Fıkıh, İslam Hukuku'nun temelini oluşturur ve İslam toplumlarında uzun bir geçmişe sahiptir. İbadetlerden işlemlere ve yaptırımlara kadar geniş bir yelpazede konuları kapsar. Müslümanlar arasında farklı mezhepler ve yorumlarla çeşitlenmiş olsa da, ortak bir anlayışı paylaşırlar ve uygularlar.

Fıkıh usulü arasındaki fark nedir?

Fıkıh usulü, İslami kural ve kanunların teorik çalışmalar kısmını oluşturur. Bu alanda konuyla ilgili kaynakların belirlenmesi, değerlendirilmesi ve ayet ile hadislerin yorumlanması gibi işlemler yapılır.

Fıkhın dört asli kaynağı olan Kur'an, Hadis, İcma ve Kıyas'ın yanı sıra, fer'i denilen diğer kaynaklar da bulunmaktadır. Osmanlı İmparatorluğu'nda uygulandıktan sonra, İslam dinine mensup ülkelerde de kullanılmaktadır.

İslam Hukuk Usulü, Kuran ve Sünnet'in yanı sıra İcma ve Kıyas gibi kaynaklarla da ilgilenir. Bu kaynaklar, genellikle ibadetler gibi konularda yaygın olarak kullanılır.

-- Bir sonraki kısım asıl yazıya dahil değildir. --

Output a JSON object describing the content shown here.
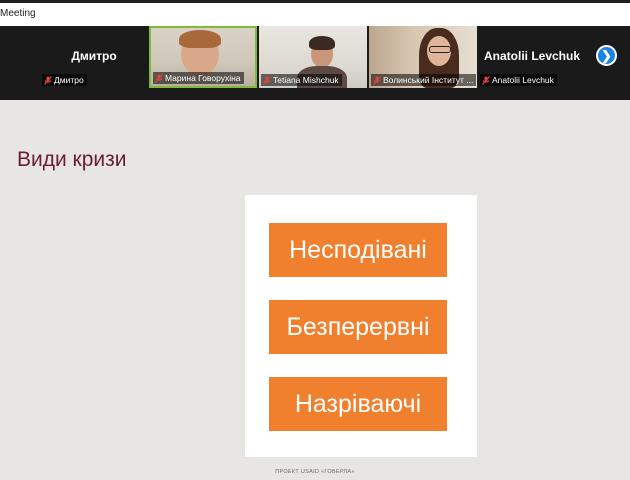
{
  "window": {
    "title": "Meeting"
  },
  "participants": [
    {
      "name": "Дмитро",
      "display_name": "Дмитро",
      "video": false,
      "muted": true
    },
    {
      "name": "Марина Говорухіна",
      "video": true,
      "muted": true,
      "active_speaker": true
    },
    {
      "name": "Tetiana Mishchuk",
      "video": true,
      "muted": true
    },
    {
      "name": "Волинський Інститут ...",
      "video": true,
      "muted": true
    },
    {
      "name": "Anatolii Levchuk",
      "display_name": "Anatolii Levchuk",
      "video": false,
      "muted": true
    }
  ],
  "gallery": {
    "next_icon": "chevron-right-icon",
    "next_glyph": "❯"
  },
  "slide": {
    "title": "Види кризи",
    "items": [
      "Несподівані",
      "Безперервні",
      "Назріваючі"
    ],
    "footer": "ПРОЕКТ USAID «ГОВЕРЛА»"
  },
  "colors": {
    "accent_orange": "#f07f2e",
    "title_color": "#6b1e2e",
    "active_border": "#7fba3c",
    "nav_blue": "#1c83e0"
  }
}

Fıkıh usûlünün, İslam hukukunun temellerini oluşturan bir ilim olduğu belirtilir. Fıkıh usûlü, fıkhî meselelerde deliller yoluyla karar verilmesini sağlar.

Gelenekten gelen bilgiye göre, asli deliller dört gruba ayrılır: Kitap, Sünnet, İcmâ ve Kıyas. Ancak, bazı müslümanlar bu delillerin sadece Kur'an'a dayanması gerektiğini savunurken, diğerleri bunların da önemli olduğunu belirtir.

Geleneksel İslam hukukunda, herhangi bir konuda delil aranırken öncelikle Kur'an'a başvurulur, ardından Sünnet'e bakılır ve sonrasında İcmâ ve Kıyas kullanılır. Fer'î deliller ise bu sürecin devamında gelir.